On Tuesday, Judge Eben Jordaan will sentence the 20 men he convicted last year of high treason.
The decade-long trial has been one of the most expensive in South African history.
Legal Aid SA said it had spent just over R36 million on the accused's legal costs to date.
Judgment on sentencing started exactly 10 years after the first witness took the stand in the trial in 2003.
The charge arises from a rightwing plot in the late 1990s and early 2000s to violently overthrow the African National Congress government and to chase all black, coloured and Indian people out of the country.
The first of the Boeremag members were arrested before others commenced a bombing spree, attacking among others the police air wing at the Grand Central Airport and blowing up railway lines, bridges and a Buddhist temple.
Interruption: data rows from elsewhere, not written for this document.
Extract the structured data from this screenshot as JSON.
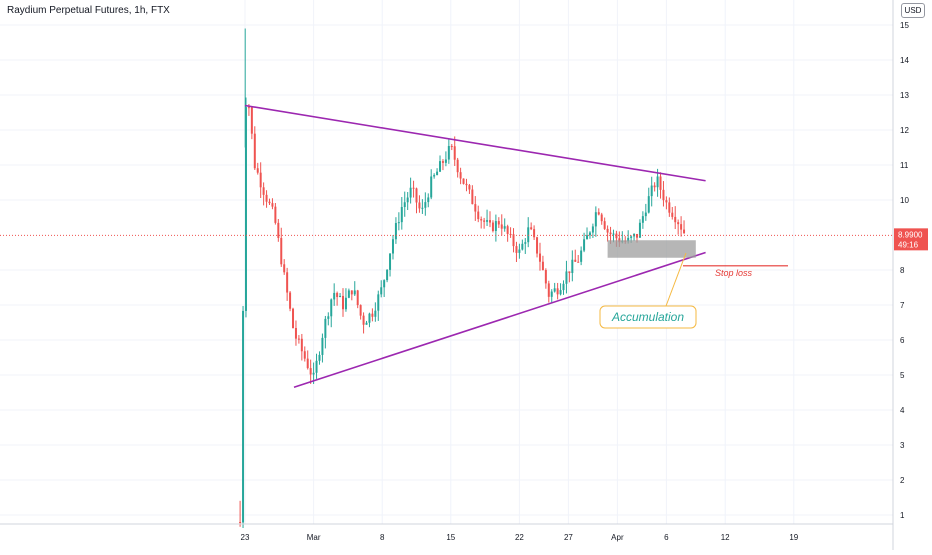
{
  "header": {
    "title": "Raydium Perpetual Futures, 1h, FTX",
    "currency": "USD"
  },
  "price_badge": {
    "price": "8.9900",
    "countdown": "49:16"
  },
  "annotations": {
    "accumulation": "Accumulation",
    "stop_loss": "Stop loss"
  },
  "colors": {
    "up": "#26a69a",
    "down": "#ef5350",
    "trendline": "#9c27b0",
    "stop_line": "#e53935",
    "accumulation_box": "#9e9e9e",
    "callout_border": "#f5b942",
    "callout_text": "#26a69a"
  },
  "chart_data": {
    "type": "candlestick",
    "title": "Raydium Perpetual Futures, 1h, FTX",
    "y_axis": {
      "ticks": [
        "1",
        "2",
        "3",
        "4",
        "5",
        "6",
        "7",
        "8",
        "10",
        "11",
        "12",
        "13",
        "14",
        "15"
      ],
      "range": [
        0.6,
        15.6
      ],
      "position": "right"
    },
    "x_axis": {
      "ticks": [
        "23",
        "Mar",
        "8",
        "15",
        "22",
        "27",
        "Apr",
        "6",
        "12",
        "19"
      ]
    },
    "last_price": 8.99,
    "price_path": [
      {
        "x": "Feb 22 12:00",
        "y": 0.8
      },
      {
        "x": "Feb 22 18:00",
        "y": 5.5
      },
      {
        "x": "Feb 23 00:00",
        "y": 12.6
      },
      {
        "x": "Feb 23 06:00",
        "y": 13.1
      },
      {
        "x": "Feb 24",
        "y": 11.0
      },
      {
        "x": "Feb 25",
        "y": 10.2
      },
      {
        "x": "Feb 26",
        "y": 9.5
      },
      {
        "x": "Feb 27",
        "y": 7.8
      },
      {
        "x": "Feb 28",
        "y": 6.2
      },
      {
        "x": "Mar 1",
        "y": 4.9
      },
      {
        "x": "Mar 2",
        "y": 6.3
      },
      {
        "x": "Mar 3",
        "y": 7.4
      },
      {
        "x": "Mar 4",
        "y": 7.0
      },
      {
        "x": "Mar 5",
        "y": 7.5
      },
      {
        "x": "Mar 6",
        "y": 6.5
      },
      {
        "x": "Mar 7",
        "y": 6.8
      },
      {
        "x": "Mar 8",
        "y": 7.5
      },
      {
        "x": "Mar 9",
        "y": 8.8
      },
      {
        "x": "Mar 10",
        "y": 9.8
      },
      {
        "x": "Mar 11",
        "y": 10.3
      },
      {
        "x": "Mar 12",
        "y": 9.6
      },
      {
        "x": "Mar 13",
        "y": 10.5
      },
      {
        "x": "Mar 14",
        "y": 11.0
      },
      {
        "x": "Mar 15",
        "y": 11.5
      },
      {
        "x": "Mar 16",
        "y": 10.7
      },
      {
        "x": "Mar 17",
        "y": 10.1
      },
      {
        "x": "Mar 18",
        "y": 9.5
      },
      {
        "x": "Mar 19",
        "y": 9.2
      },
      {
        "x": "Mar 20",
        "y": 9.4
      },
      {
        "x": "Mar 21",
        "y": 8.9
      },
      {
        "x": "Mar 22",
        "y": 8.5
      },
      {
        "x": "Mar 23",
        "y": 9.2
      },
      {
        "x": "Mar 24",
        "y": 8.4
      },
      {
        "x": "Mar 25",
        "y": 7.3
      },
      {
        "x": "Mar 26",
        "y": 7.5
      },
      {
        "x": "Mar 27",
        "y": 8.0
      },
      {
        "x": "Mar 28",
        "y": 8.3
      },
      {
        "x": "Mar 29",
        "y": 9.0
      },
      {
        "x": "Mar 30",
        "y": 9.8
      },
      {
        "x": "Mar 31",
        "y": 9.1
      },
      {
        "x": "Apr 1",
        "y": 8.9
      },
      {
        "x": "Apr 2",
        "y": 8.8
      },
      {
        "x": "Apr 3",
        "y": 9.0
      },
      {
        "x": "Apr 4",
        "y": 9.9
      },
      {
        "x": "Apr 5",
        "y": 10.6
      },
      {
        "x": "Apr 6",
        "y": 9.9
      },
      {
        "x": "Apr 7",
        "y": 9.5
      },
      {
        "x": "Apr 8",
        "y": 8.99
      }
    ],
    "drawings": {
      "upper_trendline": [
        {
          "x": "Feb 23",
          "y": 12.7
        },
        {
          "x": "Apr 10",
          "y": 10.55
        }
      ],
      "lower_trendline": [
        {
          "x": "Feb 28",
          "y": 4.65
        },
        {
          "x": "Apr 10",
          "y": 8.5
        }
      ],
      "accumulation_zone": {
        "from": "Mar 31",
        "to": "Apr 9",
        "y_low": 8.35,
        "y_high": 8.85
      },
      "stop_loss_level": 8.12
    }
  }
}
Members of the Boeremag's bomb squad - Herman van Rooyen, Rudi Gouws and brothers Johan, Kobus and Wilhelm Pretorius - were also convicted of culpable homicide and conspiring to murder former president Nelson Mandela.
Soweto mother Claudia Mokome was killed when the bomb squad blew up a railway line and a piece of steel landed on her shack.
The men also planted a bomb on a road Mandela was supposed to use on his way to open a rural school, but the plan was thwarted when he arrived by helicopter instead.
Jordaan described the personal circumstances of each accused in detail, stressing that their involvement in the case had caused financial ruin, the end of promising careers and also the end of marriages for many of them.
Two of the accused - Lets Pretorius and his son Johan - are medical doctors, several are academics and a number of them were officers in the defence force, who were fired after their convictions.
All the accused, except Herman van Rooyen, are first offenders. They are all aged between 32 and 74.
Some of them cited political reasons and a fear of farm attacks as their reasons for involvement in the coup plot, but the majority steadfastly denied being aware of the plot or of ever committing any crimes.
Jordaan said Mike and Andre du Toit, who were in the first group arrested, had played a major role in planning the coup, which would have lead to massive bloodshed.
Neither of them had ever played open cards with the court, and had for years hidden behind lies.
There was also not a shred of evidence that either of them had shown any sign of remorse.
Members of the Boeremag had to swear allegiance to Tom Vorster, who took over as leader of the movement later on.
Vorster, at many meetings, made it clear that “traitors” would be shot. He suggested blowing up sport stadiums and did reconnaissance at targets for the massive car bombs planned by the Boeremag.
The judge said it was clear that Vorster had reconciled himself with the idea of massive bloodshed, but had for over a decade lied to the court and had even dragged religion into the fray.
Jordaan dismissed Dr Lets Pretorius's evidence that he had not been aware of a coup plot and had not played a leadership role in the Boeremag.
He said Pretorius had ignored warnings that he was busy with unlawful activities and had bullied underlings to become part of the coup plan.
Jordaan rejected Pretorius's claims that others had misled him, and said that as an intelligent man he must surely have considered the consequences of his complicity in a coup plot before becoming involved.
He said the State had rightly argued that Pretorius had gone out of his way to involve others in the plot and had clearly shown no remorse about his conduct.